We've all heard warnings about protecting your private information. But throwing away your computer can be as risky as throwing away your wallet with all your credit cards and personal ID inside. That's because data could still be on your hard drive.
You may have wanted to take a hammer to your computer at one time or another, but it may actually be a good idea if you're about to replace it with a bigger, better model.
Mark McLaughlin, Computer Forensics International says, "Your personal data is at risk when somebody resells a machine."
Just ask Todd Baitsholts. He has an old computer he wants to give to charity. First... he reformats the hard drive, then he reinstalls Windows.
"We hope to erase all the data and not have it accessible to anyone."
That should do it, right? To find out... Todd agrees to let computer expert Kevin Kranz take a look at the machine. Here's what he found, old invoices... financial data... a treasure trove for someone who might have identity theft on his mind.
"It took me about 35 to 40 minutes to get this data."
The list of recovered files takes up pages and pages.
Baitsholts: "It's surprising that they were able to get this much information off of there."
McLaughlin says, "A file is never really deleted until it's overwritten, and that's a very fundamental issue in computer forensics."
McLaughlin is sounding the alarm after he tested eight hard drives purchased at second hand shops around the country.

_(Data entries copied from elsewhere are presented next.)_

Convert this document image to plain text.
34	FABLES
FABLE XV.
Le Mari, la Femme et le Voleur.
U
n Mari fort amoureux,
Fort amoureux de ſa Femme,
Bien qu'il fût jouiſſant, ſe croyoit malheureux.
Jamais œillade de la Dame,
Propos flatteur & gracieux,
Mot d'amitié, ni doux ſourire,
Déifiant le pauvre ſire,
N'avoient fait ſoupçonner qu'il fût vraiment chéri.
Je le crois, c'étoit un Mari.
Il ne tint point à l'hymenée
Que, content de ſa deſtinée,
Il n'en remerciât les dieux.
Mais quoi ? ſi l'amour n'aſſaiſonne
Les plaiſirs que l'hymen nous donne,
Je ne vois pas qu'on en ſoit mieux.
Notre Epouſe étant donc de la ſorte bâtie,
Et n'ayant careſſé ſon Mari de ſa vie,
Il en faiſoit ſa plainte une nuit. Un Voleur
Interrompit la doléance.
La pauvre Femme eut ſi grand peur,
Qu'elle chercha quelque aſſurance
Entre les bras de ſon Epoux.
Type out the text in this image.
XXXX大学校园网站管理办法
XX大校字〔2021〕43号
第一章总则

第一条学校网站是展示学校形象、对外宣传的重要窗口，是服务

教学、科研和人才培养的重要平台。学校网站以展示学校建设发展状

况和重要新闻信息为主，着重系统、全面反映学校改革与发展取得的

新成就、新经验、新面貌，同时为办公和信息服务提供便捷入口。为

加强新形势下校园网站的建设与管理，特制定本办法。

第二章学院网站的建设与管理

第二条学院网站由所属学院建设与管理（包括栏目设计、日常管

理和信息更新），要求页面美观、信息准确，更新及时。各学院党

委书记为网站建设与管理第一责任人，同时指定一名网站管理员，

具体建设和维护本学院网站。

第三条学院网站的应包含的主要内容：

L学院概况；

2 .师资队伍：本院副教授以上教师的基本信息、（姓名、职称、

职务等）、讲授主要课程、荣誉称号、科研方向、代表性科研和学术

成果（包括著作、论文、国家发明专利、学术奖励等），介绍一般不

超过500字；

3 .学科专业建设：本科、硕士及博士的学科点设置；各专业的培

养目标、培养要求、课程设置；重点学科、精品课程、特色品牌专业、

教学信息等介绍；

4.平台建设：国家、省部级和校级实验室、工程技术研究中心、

"We found some unbelievable things. Credit card numbers, social security numbers of celebrities, of Oscar winning actors."
Even at a graveyard for government computers... we selected three discarded hard drives at random and had them tested. Guess what.
"All this is data off of that disk."
There's un deleted data galore. So, how can you protect your data? Reformatting doesn't do it.
"It makes the file inactive. But the file contents are still there."
And while erasing data magnetically helps scramble the files... even it is not fool proof.
"What they should do first is they should wipe the drive."
You can buy software that scans the disc and bit by bit overwrites the old data, but the best method for making that data disappear, according to McLaughlin, is both free and easy.
"What I recommend is taking the drive out of the machine and taking a drill and running a drill through it several times."